The FDA approved darolutamide in July 2019 for the treatment of patients with nonmetastatic castration-resistant prostate cancer, based on findings from the phase 3 ARAMIS trial.

Neal D. Shore, MD, medical director of the Carolina Urologic Research Center, highlights the final overall survival (OS) analysis and crossover sub-analysis from the pivotal phase 3 ARAMIS trial in patients with nonmetastatic castration-resistant prostate cancer (CRPC). The crossover sub-analysis was presented in a poster during the 2021 Genitourinary Cancers Symposium (J Clin Oncol 39, 2021 [suppl 6; abstr 240]. doi: 10.1200/JCO.2021.39.6_suppl.240).

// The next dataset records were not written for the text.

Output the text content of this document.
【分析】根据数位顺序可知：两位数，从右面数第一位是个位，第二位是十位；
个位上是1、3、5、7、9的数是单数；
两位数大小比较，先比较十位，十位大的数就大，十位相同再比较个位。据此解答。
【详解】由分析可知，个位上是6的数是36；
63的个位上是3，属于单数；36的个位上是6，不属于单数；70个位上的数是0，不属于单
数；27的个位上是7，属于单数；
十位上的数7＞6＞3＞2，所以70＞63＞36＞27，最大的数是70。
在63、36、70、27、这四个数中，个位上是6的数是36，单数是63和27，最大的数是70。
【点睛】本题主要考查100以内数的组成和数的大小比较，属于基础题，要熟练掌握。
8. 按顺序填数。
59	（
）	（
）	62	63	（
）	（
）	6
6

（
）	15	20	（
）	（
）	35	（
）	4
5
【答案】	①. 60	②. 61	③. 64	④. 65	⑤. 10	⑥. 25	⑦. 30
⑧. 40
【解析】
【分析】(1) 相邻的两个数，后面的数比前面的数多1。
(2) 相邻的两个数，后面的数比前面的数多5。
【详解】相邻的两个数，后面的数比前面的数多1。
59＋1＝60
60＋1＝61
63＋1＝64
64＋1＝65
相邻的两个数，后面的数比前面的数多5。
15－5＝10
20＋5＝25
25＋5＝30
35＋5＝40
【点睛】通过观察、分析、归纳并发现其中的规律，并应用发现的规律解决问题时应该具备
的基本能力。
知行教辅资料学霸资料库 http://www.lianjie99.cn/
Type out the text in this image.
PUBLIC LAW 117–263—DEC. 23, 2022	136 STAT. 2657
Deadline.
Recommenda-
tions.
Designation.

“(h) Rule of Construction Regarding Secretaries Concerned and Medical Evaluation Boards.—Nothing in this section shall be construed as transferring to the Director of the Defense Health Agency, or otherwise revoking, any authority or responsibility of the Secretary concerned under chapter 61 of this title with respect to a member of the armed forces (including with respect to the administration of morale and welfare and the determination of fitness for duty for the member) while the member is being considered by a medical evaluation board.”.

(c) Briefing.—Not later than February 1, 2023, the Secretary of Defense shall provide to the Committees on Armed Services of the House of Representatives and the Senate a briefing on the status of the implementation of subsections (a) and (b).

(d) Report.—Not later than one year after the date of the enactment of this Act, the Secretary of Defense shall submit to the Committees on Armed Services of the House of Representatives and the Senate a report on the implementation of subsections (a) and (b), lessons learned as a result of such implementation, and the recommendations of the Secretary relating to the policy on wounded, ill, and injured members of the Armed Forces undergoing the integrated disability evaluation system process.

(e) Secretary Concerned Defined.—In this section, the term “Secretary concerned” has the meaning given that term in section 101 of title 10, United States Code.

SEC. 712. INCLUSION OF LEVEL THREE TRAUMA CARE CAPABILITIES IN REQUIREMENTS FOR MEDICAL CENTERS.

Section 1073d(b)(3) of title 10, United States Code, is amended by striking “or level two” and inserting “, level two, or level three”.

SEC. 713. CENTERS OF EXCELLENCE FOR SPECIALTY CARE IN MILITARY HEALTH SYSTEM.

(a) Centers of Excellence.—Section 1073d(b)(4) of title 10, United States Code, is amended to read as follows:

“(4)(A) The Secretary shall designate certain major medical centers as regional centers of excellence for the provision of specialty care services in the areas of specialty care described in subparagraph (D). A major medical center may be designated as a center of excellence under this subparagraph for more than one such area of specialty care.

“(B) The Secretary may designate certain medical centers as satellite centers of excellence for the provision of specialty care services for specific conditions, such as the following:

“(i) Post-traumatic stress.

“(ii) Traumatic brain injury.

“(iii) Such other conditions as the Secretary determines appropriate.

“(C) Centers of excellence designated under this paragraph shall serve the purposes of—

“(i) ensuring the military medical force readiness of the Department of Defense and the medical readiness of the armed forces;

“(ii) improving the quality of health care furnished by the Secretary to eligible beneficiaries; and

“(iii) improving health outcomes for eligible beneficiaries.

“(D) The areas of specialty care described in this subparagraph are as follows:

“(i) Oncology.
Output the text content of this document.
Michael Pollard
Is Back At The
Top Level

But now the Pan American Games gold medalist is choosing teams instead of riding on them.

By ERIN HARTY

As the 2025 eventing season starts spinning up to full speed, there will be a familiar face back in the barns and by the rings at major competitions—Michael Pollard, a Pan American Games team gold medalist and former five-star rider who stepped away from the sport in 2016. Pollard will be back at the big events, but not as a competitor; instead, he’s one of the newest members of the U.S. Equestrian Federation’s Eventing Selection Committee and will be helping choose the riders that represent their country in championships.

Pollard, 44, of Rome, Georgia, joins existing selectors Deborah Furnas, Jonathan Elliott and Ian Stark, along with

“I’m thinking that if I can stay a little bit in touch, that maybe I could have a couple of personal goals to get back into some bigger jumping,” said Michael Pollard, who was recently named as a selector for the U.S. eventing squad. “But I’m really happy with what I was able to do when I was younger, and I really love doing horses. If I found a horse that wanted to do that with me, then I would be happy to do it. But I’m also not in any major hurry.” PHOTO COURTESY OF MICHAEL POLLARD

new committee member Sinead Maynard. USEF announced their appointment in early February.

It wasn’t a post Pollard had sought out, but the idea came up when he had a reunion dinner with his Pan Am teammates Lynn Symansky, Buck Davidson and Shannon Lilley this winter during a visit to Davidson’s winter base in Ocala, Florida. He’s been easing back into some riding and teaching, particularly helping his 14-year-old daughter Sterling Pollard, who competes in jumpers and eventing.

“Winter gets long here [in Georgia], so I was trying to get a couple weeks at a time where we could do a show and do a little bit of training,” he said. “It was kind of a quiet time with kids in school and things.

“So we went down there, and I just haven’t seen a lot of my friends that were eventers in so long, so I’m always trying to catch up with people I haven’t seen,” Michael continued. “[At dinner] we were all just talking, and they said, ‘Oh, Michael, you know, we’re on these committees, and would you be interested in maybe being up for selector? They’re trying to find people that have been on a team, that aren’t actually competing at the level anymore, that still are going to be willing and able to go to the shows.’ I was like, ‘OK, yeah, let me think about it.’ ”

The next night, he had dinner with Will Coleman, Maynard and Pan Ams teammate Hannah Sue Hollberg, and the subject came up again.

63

The FDA approved darolutamide (Nubeqa) in July 2019 for the treatment of patients with nonmetastatic CRPC, based on findings from the phase 3 ARAMIS trial. The double-blind trial included 1509 patients with nonmetastatic CRPC. Patients were randomized in a 2:1 ratio to receive oral darolutamide at 600 mg twice daily plus androgen deprivation therapy (ADT; n = 955) or placebo plus ADT (n = 554). Patients had an ECOG performance status of 0 to 1.

In the study, adding darolutamide to ADT reduced the risk of death by 31% compared with ADT plus placebo in men with nonmetastatic CRPC (HR, 0.69; P = .003). At a median follow-up of 29 months, the 3-year OS rates were 83% and 77% in the darolutamide and placebo arms, respectively.

This OS benefit was reached even though over half (55%) of the patients on the control arm received darolutamide (n = 170) or other subsequent treatments (docetaxel, abiraterone acetate [Zytiga], enzalutamide [Xtandi], sipuleucel-T [Provenge], and cabazitaxel [Jevtana]) after the study was unblinded.